僕の大学デビュー天下取り物語
デブホストのいる男グループがそのギャル達に話しかける。僕が本当のナンパ上級者なら、酔っ払ったフリとかしてその集団に「なんの話ー? オレも混ぜてー」とか一人でいけるのだろうが、さすがにそこまでの勇気はない。
もう一組、ギャルの三人組が来たが残りの男グループの近のソファー席に座り、カウンターにいる僕らは完全に余った。正確には寝ている新一郎と僕一人だ。

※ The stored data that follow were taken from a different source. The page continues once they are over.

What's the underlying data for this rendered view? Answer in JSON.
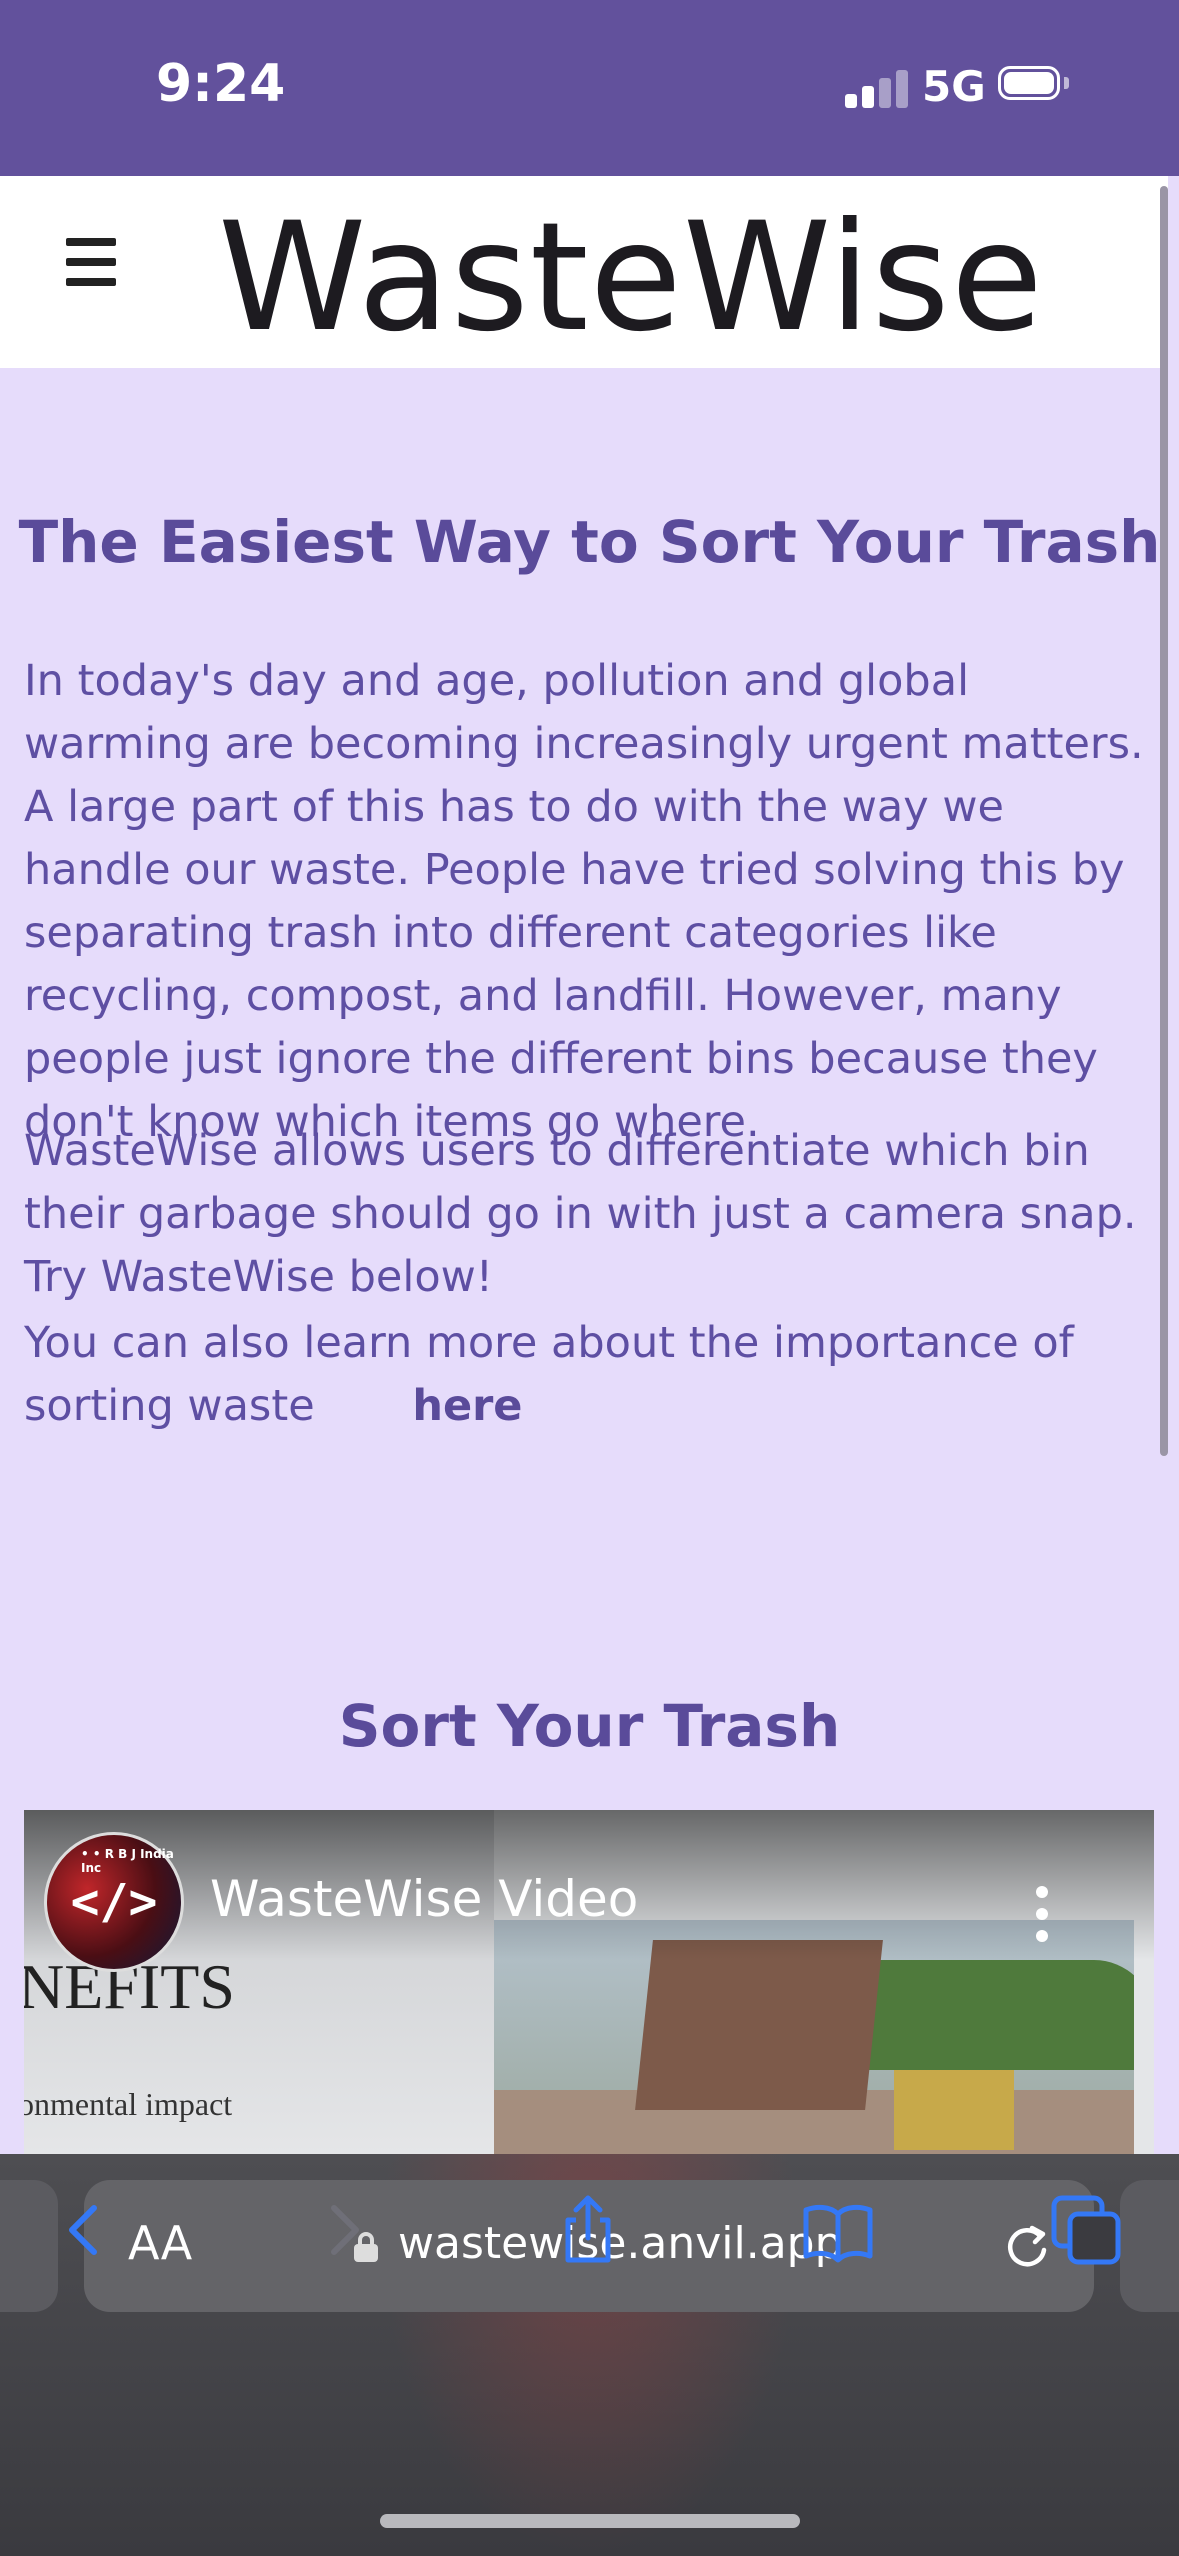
{
  "status_bar": {
    "time": "9:24",
    "network": "5G",
    "icons": [
      "cellular-signal-icon",
      "battery-icon"
    ]
  },
  "app": {
    "title": "WasteWise",
    "menu_icon": "hamburger-menu-icon"
  },
  "intro": {
    "headline": "The Easiest Way to Sort Your Trash",
    "paragraph1": "In today's day and age, pollution and global warming are becoming increasingly urgent matters. A large part of this has to do with the way we handle our waste. People have tried solving this by separating trash into different categories like recycling, compost, and landfill. However, many people just ignore the different bins because they don't know which items go where.",
    "paragraph2": "WasteWise allows users to differentiate which bin their garbage should go in with just a camera snap. Try WasteWise below!",
    "paragraph3": "You can also learn more about the importance of sorting waste",
    "link_label": "here"
  },
  "sort_section": {
    "title": "Sort Your Trash",
    "video": {
      "title": "WasteWise Video",
      "slide_heading": "NEFITS",
      "slide_caption": "onmental impact",
      "channel_logo_text": "</>",
      "channel_logo_tag": "• • R B J India Inc"
    }
  },
  "browser": {
    "text_size_label": "AA",
    "url": "wastewise.anvil.app",
    "toolbar_icons": [
      "back-icon",
      "forward-icon",
      "share-icon",
      "bookmarks-icon",
      "tabs-icon"
    ],
    "accent_color": "#3478f6"
  },
  "colors": {
    "status_bar": "#62519c",
    "page_background": "#e6dcfb",
    "heading_text": "#5a4b9a",
    "body_text": "#5e4fa3"
  }
}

こうなったら、もう記憶を失くすくらい酒を飲んで、目を覚ましたときの未来にかけるしかない。酒の力で理性をなくせば、なんだってできるはずだ。
そして、それを覚えてさえいなければ、恥をかくこともない。
「黒霧、ロックで!」
僕は水割りだった焼酎をロックに変えた。
そのときだった。カラン、カラン。一人の女の子が入ってきた。ギャルではない、黒髪のショートカットのスタイルの良い綺麗な子だった。その子は僕の隣りに座ると、すぐにハイボールを頼み、細い煙草に火をつけた。
「久しぶりだね、満里奈ちゃん」
「最近、忙しくて」
横目でちらりと確認すると、改めて綺麗な子だった。白い肌、少し茶色がかった瞳は透き通った清澄さがあり、長いまつ毛がその輝きを引き立てていた。すらりと通った鼻筋にしゅっとした輪郭。

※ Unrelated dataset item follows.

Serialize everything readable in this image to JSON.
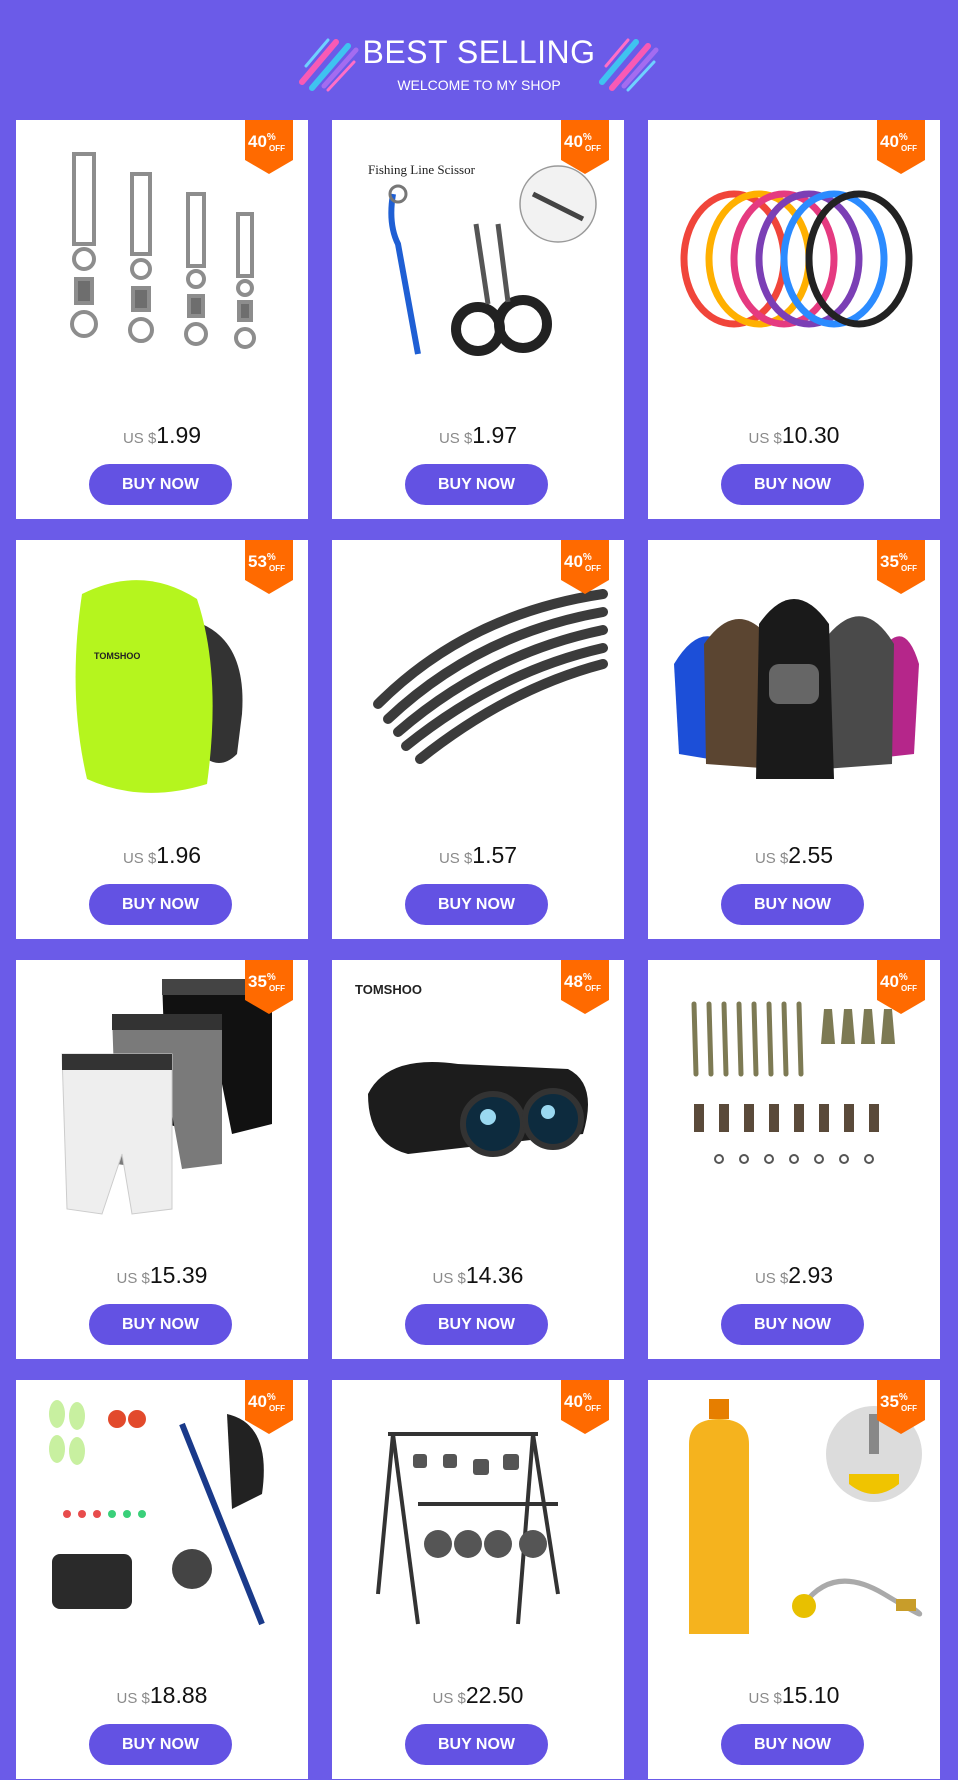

綺麗ではあるけどその横顔にはどこか影があり、ミステリアスな雰囲気も携えている。そして、煙草が似合っていた。
僕は思わぬ美女が隣に来たことで途端に緊張してきた。とりあえず、その満里奈と呼ばれるその子と同じように煙草に火をつけた。
煙草は最近始めたものだ。でもずっと吸ってて慣れてますみたいな顔で吸う。あ、そうだ。今更だけど、このときの僕はまだ十九歳の未成年だが、喫煙も飲酒も勘弁してくれ。今はもっと厳しいかもしれないけどあの頃の大学生なんてそんなものだ。
店員さんと満里奈の会話に、携帯電話をイジるふりをして慎重に耳を傾けてると、いくつかの情報がわかった。満里奈は今近くのダーツバーで働いていること、少し前までダンサーをしていたこと、今日は友達との予定がなくなったから一人で来ていること。

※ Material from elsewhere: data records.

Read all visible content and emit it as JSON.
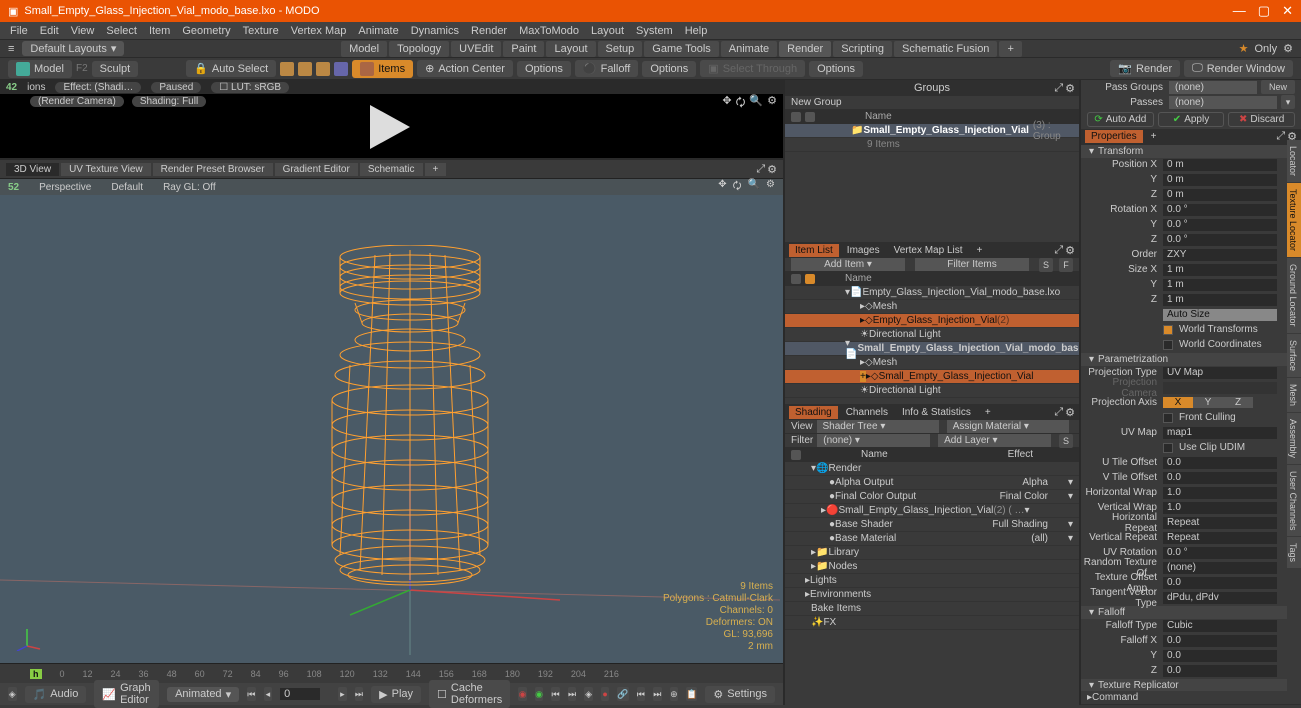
{
  "title": "Small_Empty_Glass_Injection_Vial_modo_base.lxo - MODO",
  "menus": [
    "File",
    "Edit",
    "View",
    "Select",
    "Item",
    "Geometry",
    "Texture",
    "Vertex Map",
    "Animate",
    "Dynamics",
    "Render",
    "MaxToModo",
    "Layout",
    "System",
    "Help"
  ],
  "layout_dropdown": "Default Layouts",
  "layout_tabs": [
    "Model",
    "Topology",
    "UVEdit",
    "Paint",
    "Layout",
    "Setup",
    "Game Tools",
    "Animate",
    "Render",
    "Scripting",
    "Schematic Fusion"
  ],
  "only_btn": "Only",
  "tools": {
    "model": "Model",
    "f2": "F2",
    "sculpt": "Sculpt",
    "auto_select": "Auto Select",
    "items": "Items",
    "action_center": "Action Center",
    "options1": "Options",
    "falloff": "Falloff",
    "options2": "Options",
    "select_through": "Select Through",
    "options3": "Options",
    "render": "Render",
    "render_window": "Render Window"
  },
  "preview": {
    "options_label": "ions",
    "effect": "Effect: (Shadi…",
    "paused": "Paused",
    "lut": "LUT: sRGB",
    "camera": "(Render Camera)",
    "shading": "Shading: Full",
    "counter": "42"
  },
  "view_tabs": [
    "3D View",
    "UV Texture View",
    "Render Preset Browser",
    "Gradient Editor",
    "Schematic"
  ],
  "viewport": {
    "perspective": "Perspective",
    "default": "Default",
    "raygl": "Ray GL: Off",
    "counter": "52",
    "stats": {
      "items": "9 Items",
      "polygons": "Polygons : Catmull-Clark",
      "channels": "Channels: 0",
      "deformers": "Deformers: ON",
      "gl": "GL: 93,696",
      "mem": "2 mm"
    }
  },
  "timeline_ticks": [
    "0",
    "12",
    "24",
    "36",
    "48",
    "60",
    "72",
    "84",
    "96",
    "108",
    "120",
    "132",
    "144",
    "156",
    "168",
    "180",
    "192",
    "204",
    "216"
  ],
  "bottombar": {
    "audio": "Audio",
    "graph": "Graph Editor",
    "animated": "Animated",
    "frame": "0",
    "play": "Play",
    "cache": "Cache Deformers",
    "settings": "Settings"
  },
  "groups": {
    "title": "Groups",
    "new_group": "New Group",
    "name_hdr": "Name",
    "item_name": "Small_Empty_Glass_Injection_Vial",
    "item_suffix": "(3) : Group",
    "item_count": "9 Items"
  },
  "item_tabs": [
    "Item List",
    "Images",
    "Vertex Map List"
  ],
  "item_list": {
    "add": "Add Item",
    "filter": "Filter Items",
    "s": "S",
    "f": "F",
    "name_hdr": "Name",
    "items": [
      {
        "name": "Empty_Glass_Injection_Vial_modo_base.lxo",
        "level": 1,
        "sel": false
      },
      {
        "name": "Mesh",
        "level": 2,
        "sel": false
      },
      {
        "name": "Empty_Glass_Injection_Vial",
        "suffix": "(2)",
        "level": 2,
        "sel": true
      },
      {
        "name": "Directional Light",
        "level": 2,
        "sel": false
      },
      {
        "name": "Small_Empty_Glass_Injection_Vial_modo_base.lxo",
        "level": 1,
        "sel": false,
        "bold": true
      },
      {
        "name": "Mesh",
        "level": 2,
        "sel": false
      },
      {
        "name": "Small_Empty_Glass_Injection_Vial",
        "level": 2,
        "sel": true,
        "hot": true
      },
      {
        "name": "Directional Light",
        "level": 2,
        "sel": false
      }
    ]
  },
  "shade_tabs": [
    "Shading",
    "Channels",
    "Info & Statistics"
  ],
  "shading": {
    "view": "View",
    "shader_tree": "Shader Tree",
    "assign": "Assign Material",
    "filter": "Filter",
    "filter_val": "(none)",
    "add_layer": "Add Layer",
    "s": "S",
    "name": "Name",
    "effect": "Effect",
    "rows": [
      {
        "name": "Render",
        "effect": ""
      },
      {
        "name": "Alpha Output",
        "effect": "Alpha"
      },
      {
        "name": "Final Color Output",
        "effect": "Final Color"
      },
      {
        "name": "Small_Empty_Glass_Injection_Vial",
        "suffix": "(2) ( …",
        "effect": ""
      },
      {
        "name": "Base Shader",
        "effect": "Full Shading"
      },
      {
        "name": "Base Material",
        "effect": "(all)"
      },
      {
        "name": "Library",
        "effect": ""
      },
      {
        "name": "Nodes",
        "effect": ""
      },
      {
        "name": "Lights",
        "effect": ""
      },
      {
        "name": "Environments",
        "effect": ""
      },
      {
        "name": "Bake Items",
        "effect": ""
      },
      {
        "name": "FX",
        "effect": ""
      }
    ]
  },
  "right": {
    "pass_groups": "Pass Groups",
    "pg_val": "(none)",
    "new": "New",
    "passes": "Passes",
    "p_val": "(none)",
    "auto_add": "Auto Add",
    "apply": "Apply",
    "discard": "Discard",
    "properties": "Properties",
    "transform": "Transform",
    "pos": {
      "label": "Position X",
      "x": "0 m",
      "y": "0 m",
      "z": "0 m"
    },
    "rot": {
      "label": "Rotation X",
      "x": "0.0 °",
      "y": "0.0 °",
      "z": "0.0 °"
    },
    "order": "Order",
    "order_val": "ZXY",
    "size": {
      "label": "Size X",
      "x": "1 m",
      "y": "1 m",
      "z": "1 m"
    },
    "auto_size": "Auto Size",
    "world_transforms": "World Transforms",
    "world_coords": "World Coordinates",
    "parametrization": "Parametrization",
    "proj_type": "Projection Type",
    "proj_type_val": "UV Map",
    "proj_camera": "Projection Camera",
    "proj_axis": "Projection Axis",
    "axis_x": "X",
    "axis_y": "Y",
    "axis_z": "Z",
    "front_culling": "Front Culling",
    "uv_map": "UV Map",
    "uv_map_val": "map1",
    "use_clip": "Use Clip UDIM",
    "u_tile": "U Tile Offset",
    "u_tile_val": "0.0",
    "v_tile": "V Tile Offset",
    "v_tile_val": "0.0",
    "h_wrap": "Horizontal Wrap",
    "h_wrap_val": "1.0",
    "v_wrap": "Vertical Wrap",
    "v_wrap_val": "1.0",
    "h_repeat": "Horizontal Repeat",
    "h_repeat_val": "Repeat",
    "v_repeat": "Vertical Repeat",
    "v_repeat_val": "Repeat",
    "uv_rot": "UV Rotation",
    "uv_rot_val": "0.0 °",
    "rand_tex": "Random Texture Of…",
    "rand_tex_val": "(none)",
    "tex_offset": "Texture Offset Amp…",
    "tex_offset_val": "0.0",
    "tan_vec": "Tangent Vector Type",
    "tan_vec_val": "dPdu, dPdv",
    "falloff": "Falloff",
    "falloff_type": "Falloff Type",
    "falloff_type_val": "Cubic",
    "falloff_x": "Falloff X",
    "fx": "0.0",
    "fy": "0.0",
    "fz": "0.0",
    "tex_rep": "Texture Replicator",
    "command": "Command"
  },
  "side_tabs": [
    "Locator",
    "Texture Locator",
    "Ground Locator",
    "Surface",
    "Mesh",
    "Assembly",
    "User Channels",
    "Tags"
  ]
}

なんとか話しかける糸口はないか、会話を聞きながら頭を働かせる。でも、なんだろう。この満里奈という女の子はなんか既視感があるというか、初めて会った気がしなかった。そのせいか急に馴れ馴れしく話しかけても、うまくいきそうな気もする。
記憶をたどると、一つ思い当たった。
美穂ちゃんだ。中学の時に僕が好きだったアリエルの美穂ちゃん。それにどことなく似てるのだ。
あのときの美穂ちゃんが年を重ねて、変なヤンキーと付き合って傷ついてちょっと影がある感じの雰囲気が出て、そうなればきっと今の満里奈みたいになるに違いなかった。